Definition
KS shift (Kolmogorov–Smirnov shift) measures how much a variable’s distribution has changed between two populations (e.g., training vs. production).
It is based on the KS statistic, which quantifies the maximum difference between the two cumulative distribution functions (CDFs).
Formally:
$D = \sup_x \, \big| F_{\text{baseline}}(x) – F_{\text{current}}(x) \big|$
- $F_{\text{baseline}}(x)$: cumulative distribution of baseline data (training, past month).
- $F_{\text{current}}(x)$: cumulative distribution of current data (scoring, today).
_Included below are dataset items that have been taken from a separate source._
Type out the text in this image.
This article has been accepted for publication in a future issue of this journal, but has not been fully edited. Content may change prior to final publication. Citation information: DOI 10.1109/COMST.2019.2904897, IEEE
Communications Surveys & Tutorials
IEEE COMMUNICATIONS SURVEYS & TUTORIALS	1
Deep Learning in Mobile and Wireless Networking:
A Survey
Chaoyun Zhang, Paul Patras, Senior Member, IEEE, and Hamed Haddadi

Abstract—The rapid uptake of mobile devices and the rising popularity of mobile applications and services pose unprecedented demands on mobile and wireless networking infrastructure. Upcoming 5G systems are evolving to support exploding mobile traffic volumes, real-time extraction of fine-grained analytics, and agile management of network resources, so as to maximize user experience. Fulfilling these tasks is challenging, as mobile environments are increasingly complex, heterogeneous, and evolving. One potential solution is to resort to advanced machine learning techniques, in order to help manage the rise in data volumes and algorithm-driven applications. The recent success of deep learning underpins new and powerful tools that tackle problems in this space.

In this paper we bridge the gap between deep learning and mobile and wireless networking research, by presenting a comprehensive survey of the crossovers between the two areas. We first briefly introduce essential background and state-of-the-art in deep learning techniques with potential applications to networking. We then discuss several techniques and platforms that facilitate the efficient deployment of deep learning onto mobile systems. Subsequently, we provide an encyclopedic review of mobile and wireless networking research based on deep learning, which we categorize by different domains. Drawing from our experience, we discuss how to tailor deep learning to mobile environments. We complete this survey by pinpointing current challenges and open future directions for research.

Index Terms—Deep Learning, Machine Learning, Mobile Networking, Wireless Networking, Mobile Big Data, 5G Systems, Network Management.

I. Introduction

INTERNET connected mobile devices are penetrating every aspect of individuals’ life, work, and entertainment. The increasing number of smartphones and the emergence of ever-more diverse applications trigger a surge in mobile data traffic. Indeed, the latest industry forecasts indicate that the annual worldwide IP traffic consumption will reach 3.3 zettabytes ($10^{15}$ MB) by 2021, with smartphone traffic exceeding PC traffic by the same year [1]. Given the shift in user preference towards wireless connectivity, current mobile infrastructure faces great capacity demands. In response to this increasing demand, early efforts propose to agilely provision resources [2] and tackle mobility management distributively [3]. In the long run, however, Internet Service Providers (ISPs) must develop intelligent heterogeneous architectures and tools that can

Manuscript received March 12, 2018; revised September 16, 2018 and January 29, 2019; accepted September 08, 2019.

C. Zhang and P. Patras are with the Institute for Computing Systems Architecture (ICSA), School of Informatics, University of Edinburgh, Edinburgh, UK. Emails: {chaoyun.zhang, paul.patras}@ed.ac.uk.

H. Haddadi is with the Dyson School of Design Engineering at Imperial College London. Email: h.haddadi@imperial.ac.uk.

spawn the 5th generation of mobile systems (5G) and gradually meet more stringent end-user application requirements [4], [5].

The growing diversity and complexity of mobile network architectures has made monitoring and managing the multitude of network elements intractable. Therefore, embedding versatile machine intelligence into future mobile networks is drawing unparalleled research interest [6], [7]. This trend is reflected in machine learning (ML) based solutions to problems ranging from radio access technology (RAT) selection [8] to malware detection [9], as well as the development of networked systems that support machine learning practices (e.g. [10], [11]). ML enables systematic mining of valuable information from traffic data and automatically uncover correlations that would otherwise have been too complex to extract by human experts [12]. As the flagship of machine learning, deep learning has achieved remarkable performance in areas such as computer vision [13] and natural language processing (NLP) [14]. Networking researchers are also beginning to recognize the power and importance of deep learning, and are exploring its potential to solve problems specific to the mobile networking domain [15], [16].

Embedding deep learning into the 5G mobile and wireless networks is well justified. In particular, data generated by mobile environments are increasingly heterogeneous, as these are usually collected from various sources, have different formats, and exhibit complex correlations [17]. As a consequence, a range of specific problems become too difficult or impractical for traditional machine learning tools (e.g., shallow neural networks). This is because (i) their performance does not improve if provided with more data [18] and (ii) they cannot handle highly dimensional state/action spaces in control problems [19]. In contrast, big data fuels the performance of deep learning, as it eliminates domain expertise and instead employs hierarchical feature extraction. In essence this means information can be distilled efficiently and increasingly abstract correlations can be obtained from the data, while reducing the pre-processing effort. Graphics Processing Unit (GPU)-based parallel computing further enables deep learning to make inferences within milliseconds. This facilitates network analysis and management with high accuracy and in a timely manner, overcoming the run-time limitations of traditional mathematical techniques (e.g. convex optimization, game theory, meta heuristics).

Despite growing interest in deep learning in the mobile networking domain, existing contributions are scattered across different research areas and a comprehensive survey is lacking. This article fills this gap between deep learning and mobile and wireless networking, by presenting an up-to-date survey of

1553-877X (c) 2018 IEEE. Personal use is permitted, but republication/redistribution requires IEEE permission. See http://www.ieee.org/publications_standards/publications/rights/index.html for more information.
- $D$: maximum vertical distance between the two curves → the KS shift value.
Interpretation
| KS Shift Value | Interpretation |
|---|---|
| < 0.1 | No meaningful drift (distributions are very similar). |
| 0.1 – 0.2 | Moderate shift (keep an eye on it). |
| > 0.2 | Significant drift (model performance may degrade). |
Thresholds vary by industry. In credit risk, a KS shift > 0.1 is often considered warning.
Example
Suppose we have model scores for baseline (training) vs. current (production).
- At some score threshold (say 0.6):
- 70% of baseline scores are ≤ 0.6 ($F_{\text{baseline}} = 0.70$)
- 55% of current scores are ≤ 0.6 ($F_{\text{current}} = 0.55$)
Difference = $|0.70 – 0.55| = 0.15$.
If this is the maximum gap across all thresholds, then:
$\text{KS shift} = 0.15 \quad \Rightarrow \quad \text{moderate drift.}$
Why It’s Useful
- Model monitoring → check if score distributions drift.
- Regulatory credit models → KS statistic is already used for discriminatory power; KS shift extends it for population stability monitoring.
- Complement to PSI:
- PSI → bin-based, measures overall distribution change.
- KS shift → threshold-free, captures worst-case deviation between CDFs.
In short: KS shift = maximum difference between baseline and current cumulative distributions. If the KS shift is large, your model is likely seeing data drift.